Figs. 4(A)-(D) show that as the block of replicated DC values increases from (lxl) to (8x8), the background noise level in the results decreases. This is one of the advantages of the present invention over the prior-art, low-resolution scheme of Fig. 4(A).
Although the present invention has been described in the context of two-dimensional (8x8) DCT transforms, those skilled in the art will understand that the present invention can be implemented using other DCT transforms, such as two-dimensional DCT transforms of sizes other than (8x8) and one-dimensional DCT transforms, as well as other transforms, such as one-dimensional or two- dimensional slant or Haar transforms. Similarly, although the invention has been described in the context of motion estimation and motion compensation being performed on (8x8) blocks of pixel data, it will be understood that motion analysis can be performed on blocks of other sizes and that these other sizes may differ from the size of the transform. For example, a common video compression scheme has motion estimation and compensation performed on (16x16) blocks of pixel data, while the transform is an (8x8) DCT transform.
Moreover, although the present invention has been described in the context of generating partially decoded images using only the DC transform coefficients, those skilled in the art will understand that, in alternative implementations, two or more of the low-frequency transform coefficients (including the DC coefficient) can be used to generate partially decoded images. Similarly, although the present invention has been described in the context of video parsing based on histogram analysis, those skilled in the art will understand that the present invention can be used for other applications in which low-resolution are acceptable, such as picture-in-a-picture generation, fast-forward replays of video sequences, target recognition, and motion detection.

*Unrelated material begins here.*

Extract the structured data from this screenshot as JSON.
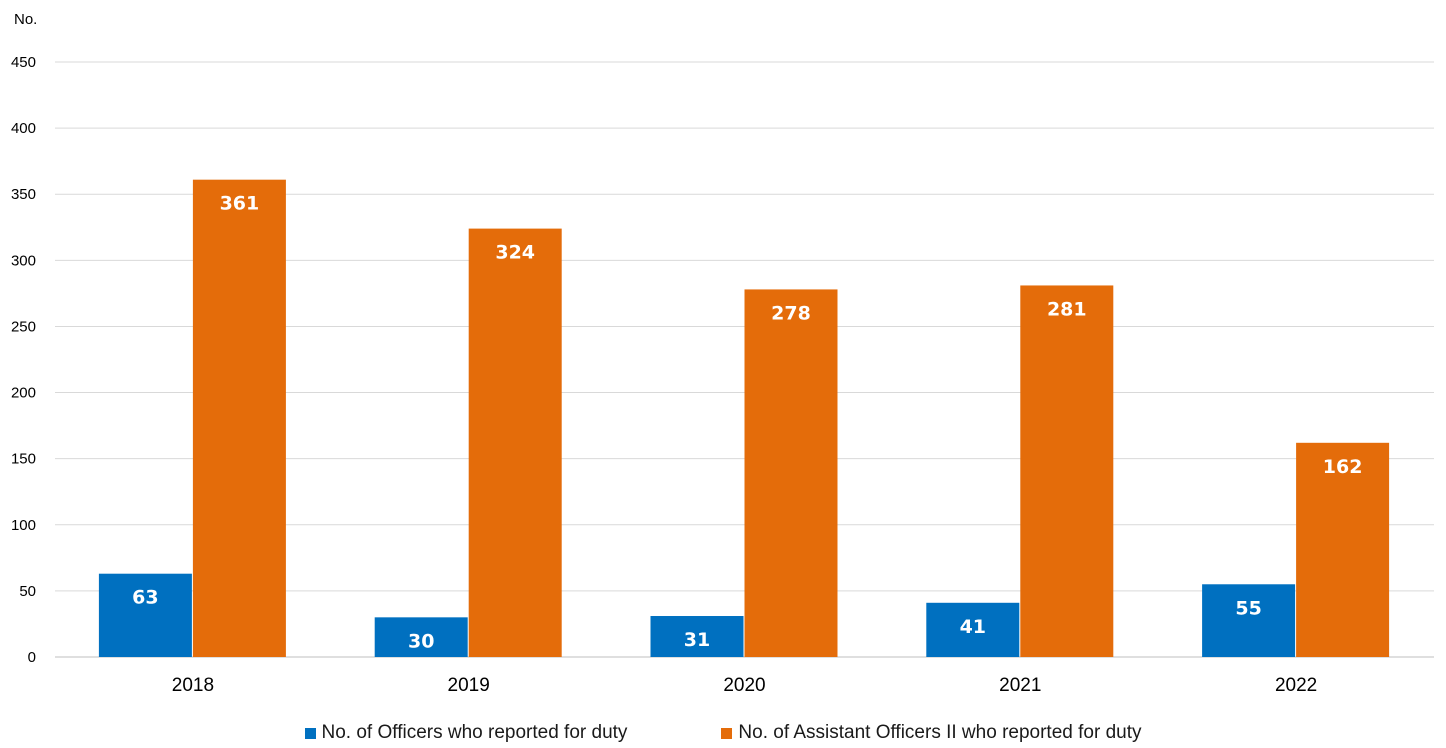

The present invention can be embodied in the form of methods and apparatuses for practicing those methods. The present invention can also be embodied in the form of program code embodied in tangible media, such as floppy diskettes, CD-ROMs, hard drives, or any other machine-readable storage medium, wherein, when the program code is loaded into and executed by a machine, such as a computer, the machine becomes an apparatus for practicing the invention. The present invention can also be embodied in the form of program code, for example, whether stored in a storage medium, loaded into and/or executed by a machine, or transmitted over some transmission medium, such as over electrical wiring or cabling, through fiber optics, or via electromagnetic radiation, wherein, when the program code is loaded into and executed by a machine, such as a computer, the machine becomes an apparatus for practicing the invention. When implemented on a general-purpose processor, the program code segments combine with the processor to provide a unique device that operates analogously to specific logic circuits.
It will be further understood that various changes in the details, materials, and arrangements of the parts which have been described and illustrated in order to explain the nature of this invention may be made by those skilled in the art without departing from the principle and scope of the invention as expressed in the following claims.